Thumb wrestling, battleship? I'm scared and inadequate in either - I better continue to "hide" behind the keyboard as a "meow, meow forum commando"...


----------



## sniperpeeps (Mar 5, 2011)

The first person to challenge me to a left handed arm wrestling match hopping on a bosu ball will be deducted 50 points and forced to sit with their nose in the corner


----------



## sniperpeeps (Mar 5, 2011)

Have yall ever used the targets with all of the faces? I will have to look into where to get them because I have only seen them at a particular competition. I think snipercraft may sell them. A particular event would involve a shooter/spotter with a time limit. The team is given a binder with two pages. One page is a list of targets for the shooter, one is for the spotter. Say each shooter gets a total of 5 targets. The actual target they will fire at it a 20"x40" paper target with a myriad of faces on it. The target book contains faces that appear on the target, although the faces in the target may be altered in dress and groom.
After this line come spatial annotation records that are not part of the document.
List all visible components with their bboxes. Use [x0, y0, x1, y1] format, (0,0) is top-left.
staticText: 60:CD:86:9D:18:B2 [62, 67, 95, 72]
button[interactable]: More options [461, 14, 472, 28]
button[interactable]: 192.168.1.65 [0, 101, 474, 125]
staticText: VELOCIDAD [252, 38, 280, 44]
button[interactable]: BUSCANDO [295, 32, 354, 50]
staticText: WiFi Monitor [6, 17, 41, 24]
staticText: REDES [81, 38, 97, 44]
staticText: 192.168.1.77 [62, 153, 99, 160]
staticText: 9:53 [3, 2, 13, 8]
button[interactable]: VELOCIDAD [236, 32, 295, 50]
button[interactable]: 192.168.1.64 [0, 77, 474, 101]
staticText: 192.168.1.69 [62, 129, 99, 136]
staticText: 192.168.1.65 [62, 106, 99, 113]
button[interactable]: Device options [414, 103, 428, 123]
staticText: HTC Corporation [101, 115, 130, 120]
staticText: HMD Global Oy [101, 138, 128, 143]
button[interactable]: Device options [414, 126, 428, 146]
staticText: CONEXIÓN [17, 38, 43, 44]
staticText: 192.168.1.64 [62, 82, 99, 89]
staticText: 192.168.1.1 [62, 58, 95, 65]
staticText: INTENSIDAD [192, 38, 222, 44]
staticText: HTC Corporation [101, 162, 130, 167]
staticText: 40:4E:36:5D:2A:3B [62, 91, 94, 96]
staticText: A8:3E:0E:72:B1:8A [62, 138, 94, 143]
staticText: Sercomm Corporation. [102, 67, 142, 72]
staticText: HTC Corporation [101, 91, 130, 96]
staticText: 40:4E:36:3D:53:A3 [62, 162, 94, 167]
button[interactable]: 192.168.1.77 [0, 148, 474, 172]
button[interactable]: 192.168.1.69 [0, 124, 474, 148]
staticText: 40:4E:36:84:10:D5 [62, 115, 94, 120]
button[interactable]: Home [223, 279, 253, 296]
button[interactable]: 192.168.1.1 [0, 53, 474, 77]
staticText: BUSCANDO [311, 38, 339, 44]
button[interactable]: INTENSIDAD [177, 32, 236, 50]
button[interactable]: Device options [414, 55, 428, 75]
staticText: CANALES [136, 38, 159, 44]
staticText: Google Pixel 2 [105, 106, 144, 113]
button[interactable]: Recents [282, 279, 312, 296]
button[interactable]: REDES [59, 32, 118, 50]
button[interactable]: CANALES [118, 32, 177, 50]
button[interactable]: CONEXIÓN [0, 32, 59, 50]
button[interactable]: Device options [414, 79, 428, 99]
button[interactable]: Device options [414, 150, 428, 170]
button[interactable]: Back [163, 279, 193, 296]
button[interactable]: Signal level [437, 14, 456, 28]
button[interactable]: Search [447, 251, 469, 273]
Team is given a total of two minutes to engage. The spotter must talk the shooter onto the correct target and both shooters take a turn at spotting. The shooter is not allowed to view his own targets and must be talked onto target by his spotter. Typical engagement range is 50 yards for that exercise.

Another good exercise involves helium balloons at a range of 100yds. This is a single shooter exercise. Shooter will have unloaded rifle and all gear at start point on the firing line. Time limit, 2 minutes. At the command go, shooter will carry all equipment and rifle and sprint to the target and back. When he gets back to the firing line, he must form a good firing position load and fire at 3 targets with 3 rounds. The targets are helium balloons about the size of a human head. This exercise can be really cool with a good breeze:thumbup:

I got a head full of fun and useful tactical exercises, looking forward to coming out with yall.


----------



## glassplus (May 6, 2009)

all ready have the ballons, wanted to use them this time but did not have the time to set it up. I seen what your are talking about, I think I may have some of them.just few. I got them for a training I was trying to put to gether a lone time ago,but do to cost the powers to be didn't want to change up. But would like to do that. Just need to gether it together,would put a cost on it to cover it. JUst my 2 cents jj


----------



## TheRoguePirate (Nov 3, 2011)

i like ballons, and cake!
I have done the faces before at both KD and UKD ranges. Its great. SP, would love to pair up with you on that one.


----------



## TheRoguePirate (Nov 3, 2011)

ps, 

scuba, will challenge you to a round of paper rock scissors


----------



## reel_crazy (Oct 1, 2007)

sounds like ya might need a referee.. i volunteer

rich


----------



## sniperpeeps (Mar 5, 2011)

TheRoguePirate said:


> ps,
> 
> scuba, will challenge you to a round of paper rock scissors


Only if it can be done while hanging upside down, down two pints of blood, with an Epi pin sticking in my jugular


----------



## Perdido Duct Cleaning (Mar 13, 2012)

lol


----------



## Az-Vic (Jan 7, 2012)

Come on now SP, we gotta quit pokin' fun at our resident BSer.....he has all ready challenged us "meow fu fighters" to a pugelistic contest.
I couldn't pin him down to take a few bucks out of his wallet in a shooting contest. I also couldn't get any answers pertaining to his shooting credentials,acheivements or competition involvement that would qualify him as a shooting instructor.
You mililtary boys couldn't get any answers about his service and credentials and affiliations. Instead, he wants all comers to "step into the squared circle".....what a hoot!
Once again, he brings us a large dose of his alleged "higher intercourse" of discussions to all PFF members.


----------



## TheCarver (May 5, 2011)

An I have to sit here an read about how many shots I missed at the targets???? O yea I was the no show,, LOL sounds as if it turned out smelling like good burgers just the same,, The pics broke my heart to see all the cold rolled steel an I had fish fever with the family..Man O Man _ Im gonna have to find me a slingshot for shuir now,,,, ole carver


----------



## Jason (Oct 2, 2007)

TheCarver said:


> An I have to sit here an read about how many shots I missed at the targets???? O yea I was the no show,, LOL sounds as if it turned out smelling like good burgers just the same,, The pics broke my heart to see all the cold rolled steel an I had fish fever with the family..Man O Man _ Im gonna have to find me a slingshot for shuir now,,,, ole carver


Thanks again Carver.......We'll see ya out there next time brother!!!:thumbsup:


----------



## TheCarver (May 5, 2011)

All good partner, I hope it will get Logan a start. wasnt much, but wasnt doing me any good. oleCarver


----------